Any researcher (including myself) will tell you that the thought of paying for data archiving and personnel is not appealing. Budgets are already tight in proposals (which have record low acceptance rates); combine that with the lack of clarity about data management and archiving costs, and researchers are not eager to take on sustainability.
Many researchers see data sustainability as the domain of their institutions: providing data management and archiving services in bulk to their faculty would allow institutions to both regulate how their researchers handle their data, and remove the guesswork and confusion for the researchers themselves. However with budget crises plaguing higher education due to rising costs and decreasing revenue, this is not a cost that institutions are likely to take on in the near future.

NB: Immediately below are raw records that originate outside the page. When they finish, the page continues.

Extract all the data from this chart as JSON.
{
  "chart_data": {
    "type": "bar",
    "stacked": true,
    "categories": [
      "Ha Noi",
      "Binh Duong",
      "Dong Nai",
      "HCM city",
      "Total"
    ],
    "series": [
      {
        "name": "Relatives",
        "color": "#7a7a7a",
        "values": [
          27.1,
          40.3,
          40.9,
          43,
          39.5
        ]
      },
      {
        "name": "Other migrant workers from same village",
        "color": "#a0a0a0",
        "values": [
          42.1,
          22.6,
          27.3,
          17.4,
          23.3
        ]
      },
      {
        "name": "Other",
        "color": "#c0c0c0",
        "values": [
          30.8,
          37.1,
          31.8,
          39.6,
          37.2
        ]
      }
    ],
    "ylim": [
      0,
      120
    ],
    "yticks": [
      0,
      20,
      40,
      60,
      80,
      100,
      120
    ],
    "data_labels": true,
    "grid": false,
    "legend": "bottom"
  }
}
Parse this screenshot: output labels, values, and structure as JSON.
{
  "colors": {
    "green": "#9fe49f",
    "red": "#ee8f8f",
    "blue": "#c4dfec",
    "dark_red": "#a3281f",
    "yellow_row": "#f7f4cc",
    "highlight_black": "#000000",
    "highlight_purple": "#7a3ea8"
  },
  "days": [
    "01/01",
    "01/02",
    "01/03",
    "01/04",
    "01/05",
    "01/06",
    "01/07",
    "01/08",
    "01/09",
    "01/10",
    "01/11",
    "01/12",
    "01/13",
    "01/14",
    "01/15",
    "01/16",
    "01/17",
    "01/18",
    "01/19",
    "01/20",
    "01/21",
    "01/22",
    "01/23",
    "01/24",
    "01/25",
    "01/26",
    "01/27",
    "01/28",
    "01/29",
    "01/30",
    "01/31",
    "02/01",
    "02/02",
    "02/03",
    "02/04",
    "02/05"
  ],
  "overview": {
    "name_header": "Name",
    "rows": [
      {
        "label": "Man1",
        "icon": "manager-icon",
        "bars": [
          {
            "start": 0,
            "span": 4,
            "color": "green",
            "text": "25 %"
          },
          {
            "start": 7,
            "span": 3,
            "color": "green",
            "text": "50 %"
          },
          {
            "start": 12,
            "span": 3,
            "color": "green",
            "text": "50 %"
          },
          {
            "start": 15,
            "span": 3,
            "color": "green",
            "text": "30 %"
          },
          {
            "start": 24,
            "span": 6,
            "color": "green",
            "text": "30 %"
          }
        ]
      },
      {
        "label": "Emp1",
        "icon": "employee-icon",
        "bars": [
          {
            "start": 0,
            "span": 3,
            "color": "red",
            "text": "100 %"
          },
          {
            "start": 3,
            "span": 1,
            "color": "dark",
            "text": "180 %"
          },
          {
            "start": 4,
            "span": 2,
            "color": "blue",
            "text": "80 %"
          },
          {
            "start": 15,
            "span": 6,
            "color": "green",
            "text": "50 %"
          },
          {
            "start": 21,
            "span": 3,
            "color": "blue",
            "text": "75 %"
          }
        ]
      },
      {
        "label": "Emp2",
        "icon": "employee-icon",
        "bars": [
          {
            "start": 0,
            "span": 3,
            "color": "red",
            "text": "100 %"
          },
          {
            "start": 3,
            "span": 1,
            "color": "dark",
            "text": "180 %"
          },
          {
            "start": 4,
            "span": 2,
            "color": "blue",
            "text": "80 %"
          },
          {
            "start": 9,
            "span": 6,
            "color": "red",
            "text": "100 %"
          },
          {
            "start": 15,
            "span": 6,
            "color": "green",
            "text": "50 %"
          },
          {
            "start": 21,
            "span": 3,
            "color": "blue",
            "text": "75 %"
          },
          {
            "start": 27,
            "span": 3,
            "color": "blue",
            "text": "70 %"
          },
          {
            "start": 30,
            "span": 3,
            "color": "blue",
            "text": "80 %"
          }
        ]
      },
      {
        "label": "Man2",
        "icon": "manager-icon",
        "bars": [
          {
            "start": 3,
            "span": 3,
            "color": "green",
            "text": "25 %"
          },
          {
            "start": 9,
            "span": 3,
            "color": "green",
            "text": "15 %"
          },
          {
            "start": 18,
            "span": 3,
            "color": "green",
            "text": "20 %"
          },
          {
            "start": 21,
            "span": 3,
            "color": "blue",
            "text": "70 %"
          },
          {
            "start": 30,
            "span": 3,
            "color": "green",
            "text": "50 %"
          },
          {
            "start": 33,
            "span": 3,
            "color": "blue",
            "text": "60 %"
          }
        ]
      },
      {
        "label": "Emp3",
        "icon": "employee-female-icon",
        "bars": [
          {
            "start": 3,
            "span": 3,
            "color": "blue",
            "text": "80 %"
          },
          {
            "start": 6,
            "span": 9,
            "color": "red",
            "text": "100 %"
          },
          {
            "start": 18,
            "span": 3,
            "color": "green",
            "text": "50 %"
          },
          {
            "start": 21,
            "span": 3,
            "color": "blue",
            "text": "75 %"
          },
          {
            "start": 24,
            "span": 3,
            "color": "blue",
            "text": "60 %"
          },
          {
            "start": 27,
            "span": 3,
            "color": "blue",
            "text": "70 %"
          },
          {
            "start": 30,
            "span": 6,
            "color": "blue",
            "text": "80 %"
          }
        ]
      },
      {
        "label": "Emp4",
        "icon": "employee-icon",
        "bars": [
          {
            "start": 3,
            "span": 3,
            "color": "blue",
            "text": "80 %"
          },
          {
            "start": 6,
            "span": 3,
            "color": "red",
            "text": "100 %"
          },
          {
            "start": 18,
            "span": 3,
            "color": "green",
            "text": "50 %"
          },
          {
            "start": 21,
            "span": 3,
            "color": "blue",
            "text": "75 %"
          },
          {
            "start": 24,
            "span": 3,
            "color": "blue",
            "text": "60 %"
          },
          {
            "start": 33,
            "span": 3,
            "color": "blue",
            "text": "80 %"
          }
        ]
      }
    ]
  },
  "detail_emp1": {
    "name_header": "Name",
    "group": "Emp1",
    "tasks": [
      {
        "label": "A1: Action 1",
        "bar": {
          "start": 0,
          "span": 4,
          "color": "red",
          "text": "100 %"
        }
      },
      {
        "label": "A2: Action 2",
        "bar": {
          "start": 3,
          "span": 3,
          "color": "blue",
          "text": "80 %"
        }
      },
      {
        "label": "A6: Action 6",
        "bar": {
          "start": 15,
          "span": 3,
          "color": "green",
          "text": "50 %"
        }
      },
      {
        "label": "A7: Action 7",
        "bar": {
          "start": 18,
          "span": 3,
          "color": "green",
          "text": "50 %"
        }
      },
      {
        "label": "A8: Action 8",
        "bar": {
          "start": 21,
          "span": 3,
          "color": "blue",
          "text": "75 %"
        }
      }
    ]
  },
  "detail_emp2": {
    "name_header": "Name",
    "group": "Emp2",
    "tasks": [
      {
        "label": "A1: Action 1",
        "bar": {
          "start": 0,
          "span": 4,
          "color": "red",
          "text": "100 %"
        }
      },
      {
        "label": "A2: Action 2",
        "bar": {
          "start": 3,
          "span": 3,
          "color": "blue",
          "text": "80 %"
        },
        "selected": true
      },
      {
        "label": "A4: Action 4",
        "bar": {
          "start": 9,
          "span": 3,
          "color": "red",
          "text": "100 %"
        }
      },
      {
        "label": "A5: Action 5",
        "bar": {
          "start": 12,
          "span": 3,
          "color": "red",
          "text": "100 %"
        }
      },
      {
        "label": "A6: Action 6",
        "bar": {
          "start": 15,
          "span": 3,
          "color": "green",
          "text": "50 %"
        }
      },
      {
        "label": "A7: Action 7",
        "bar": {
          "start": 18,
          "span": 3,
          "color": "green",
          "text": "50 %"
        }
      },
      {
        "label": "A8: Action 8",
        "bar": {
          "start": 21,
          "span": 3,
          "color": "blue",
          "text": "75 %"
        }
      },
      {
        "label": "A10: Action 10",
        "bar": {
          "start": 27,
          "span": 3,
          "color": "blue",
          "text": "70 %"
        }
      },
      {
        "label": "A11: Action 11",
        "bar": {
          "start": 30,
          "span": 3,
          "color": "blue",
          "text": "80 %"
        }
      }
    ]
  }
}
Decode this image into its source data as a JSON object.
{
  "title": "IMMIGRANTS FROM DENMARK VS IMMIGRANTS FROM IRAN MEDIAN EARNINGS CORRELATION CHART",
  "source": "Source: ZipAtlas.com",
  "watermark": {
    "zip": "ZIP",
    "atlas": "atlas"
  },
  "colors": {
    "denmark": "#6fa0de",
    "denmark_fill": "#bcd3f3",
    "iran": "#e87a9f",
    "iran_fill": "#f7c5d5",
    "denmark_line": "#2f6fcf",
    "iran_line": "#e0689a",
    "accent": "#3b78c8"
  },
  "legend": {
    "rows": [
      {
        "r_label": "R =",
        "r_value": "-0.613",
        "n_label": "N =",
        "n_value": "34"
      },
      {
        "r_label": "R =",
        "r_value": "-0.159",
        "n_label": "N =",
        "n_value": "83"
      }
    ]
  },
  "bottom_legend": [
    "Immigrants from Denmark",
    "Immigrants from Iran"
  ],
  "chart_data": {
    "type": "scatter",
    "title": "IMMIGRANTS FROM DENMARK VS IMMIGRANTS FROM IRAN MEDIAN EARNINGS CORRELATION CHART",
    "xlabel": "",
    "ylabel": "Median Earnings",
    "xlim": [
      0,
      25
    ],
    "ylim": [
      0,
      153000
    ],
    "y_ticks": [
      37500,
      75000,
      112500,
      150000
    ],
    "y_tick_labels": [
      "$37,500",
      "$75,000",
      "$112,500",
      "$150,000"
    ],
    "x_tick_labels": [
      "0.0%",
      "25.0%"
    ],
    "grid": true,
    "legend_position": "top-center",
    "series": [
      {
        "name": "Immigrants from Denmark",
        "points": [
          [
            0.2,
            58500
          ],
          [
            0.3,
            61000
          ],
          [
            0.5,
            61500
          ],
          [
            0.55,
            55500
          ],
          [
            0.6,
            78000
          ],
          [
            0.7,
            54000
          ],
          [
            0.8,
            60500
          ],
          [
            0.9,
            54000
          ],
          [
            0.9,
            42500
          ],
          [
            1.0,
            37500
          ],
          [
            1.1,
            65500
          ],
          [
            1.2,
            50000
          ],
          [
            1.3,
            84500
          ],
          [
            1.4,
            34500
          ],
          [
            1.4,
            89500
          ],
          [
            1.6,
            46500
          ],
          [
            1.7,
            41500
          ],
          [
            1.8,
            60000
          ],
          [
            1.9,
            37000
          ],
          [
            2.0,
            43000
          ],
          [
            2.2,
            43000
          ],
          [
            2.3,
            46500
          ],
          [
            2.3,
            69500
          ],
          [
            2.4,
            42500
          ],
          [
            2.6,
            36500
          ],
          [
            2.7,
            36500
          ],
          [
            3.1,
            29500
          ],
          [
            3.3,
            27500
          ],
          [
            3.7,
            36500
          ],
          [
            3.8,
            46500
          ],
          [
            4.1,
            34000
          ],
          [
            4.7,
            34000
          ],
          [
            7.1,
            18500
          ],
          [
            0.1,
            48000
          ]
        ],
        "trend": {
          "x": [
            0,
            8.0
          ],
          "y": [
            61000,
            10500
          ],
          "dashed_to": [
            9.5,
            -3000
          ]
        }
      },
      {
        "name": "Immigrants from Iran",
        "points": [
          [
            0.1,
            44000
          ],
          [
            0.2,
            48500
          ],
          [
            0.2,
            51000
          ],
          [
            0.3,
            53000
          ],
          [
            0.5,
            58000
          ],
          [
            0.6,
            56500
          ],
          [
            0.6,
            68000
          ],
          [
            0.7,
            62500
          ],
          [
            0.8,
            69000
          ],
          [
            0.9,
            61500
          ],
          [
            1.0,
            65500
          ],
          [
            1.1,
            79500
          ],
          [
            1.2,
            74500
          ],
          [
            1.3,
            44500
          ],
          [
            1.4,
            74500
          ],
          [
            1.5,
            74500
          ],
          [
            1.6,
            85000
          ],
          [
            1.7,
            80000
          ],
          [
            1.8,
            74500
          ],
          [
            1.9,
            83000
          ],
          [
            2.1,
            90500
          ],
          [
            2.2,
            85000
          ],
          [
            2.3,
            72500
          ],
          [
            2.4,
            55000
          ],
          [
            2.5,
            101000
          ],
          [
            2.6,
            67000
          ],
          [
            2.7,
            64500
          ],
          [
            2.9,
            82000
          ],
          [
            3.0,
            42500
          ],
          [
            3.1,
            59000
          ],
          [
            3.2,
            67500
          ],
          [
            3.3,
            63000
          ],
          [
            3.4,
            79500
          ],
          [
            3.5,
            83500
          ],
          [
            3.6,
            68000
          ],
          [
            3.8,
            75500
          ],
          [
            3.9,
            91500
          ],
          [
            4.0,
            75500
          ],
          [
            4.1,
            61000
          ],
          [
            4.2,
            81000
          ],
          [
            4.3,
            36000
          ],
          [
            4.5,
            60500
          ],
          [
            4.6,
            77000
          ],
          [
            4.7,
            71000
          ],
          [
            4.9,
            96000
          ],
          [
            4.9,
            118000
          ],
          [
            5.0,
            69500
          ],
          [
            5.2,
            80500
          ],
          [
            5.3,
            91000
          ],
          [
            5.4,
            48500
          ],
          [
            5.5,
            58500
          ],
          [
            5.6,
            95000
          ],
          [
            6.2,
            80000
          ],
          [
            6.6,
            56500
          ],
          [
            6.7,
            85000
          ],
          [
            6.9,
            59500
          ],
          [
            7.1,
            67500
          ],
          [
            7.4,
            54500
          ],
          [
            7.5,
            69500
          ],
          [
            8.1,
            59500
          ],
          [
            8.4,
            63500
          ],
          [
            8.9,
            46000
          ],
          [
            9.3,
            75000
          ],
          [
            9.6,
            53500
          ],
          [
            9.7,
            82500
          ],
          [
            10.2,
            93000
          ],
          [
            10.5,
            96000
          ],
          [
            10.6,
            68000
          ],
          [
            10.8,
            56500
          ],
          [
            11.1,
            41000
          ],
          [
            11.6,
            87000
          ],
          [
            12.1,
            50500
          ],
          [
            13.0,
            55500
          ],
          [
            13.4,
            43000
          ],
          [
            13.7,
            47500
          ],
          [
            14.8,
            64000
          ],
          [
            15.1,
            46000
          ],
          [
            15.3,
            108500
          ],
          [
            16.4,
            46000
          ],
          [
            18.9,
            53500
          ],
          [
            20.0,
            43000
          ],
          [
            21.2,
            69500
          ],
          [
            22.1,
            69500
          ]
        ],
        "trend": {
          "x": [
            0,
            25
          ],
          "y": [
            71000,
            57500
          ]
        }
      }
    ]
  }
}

Lack of funds for critical data infrastructure is a systematic problem, and DataUp is no exception. Although we have funds to promote DataUp and publish our findings in the course of the project, we do not have funds to continue development. There is also the question of storage for datasets. Storage is not free, and we have not yet solved the problem of who will pay in the long term for storing data ingested into the ONEShare repository via DataUp.
Now that I’ve completed this post, it seems rather bleak. I am confident, however, that we have the right people working on the problem of data sustainability. It is certainly a critical piece in the current landscape of digital data.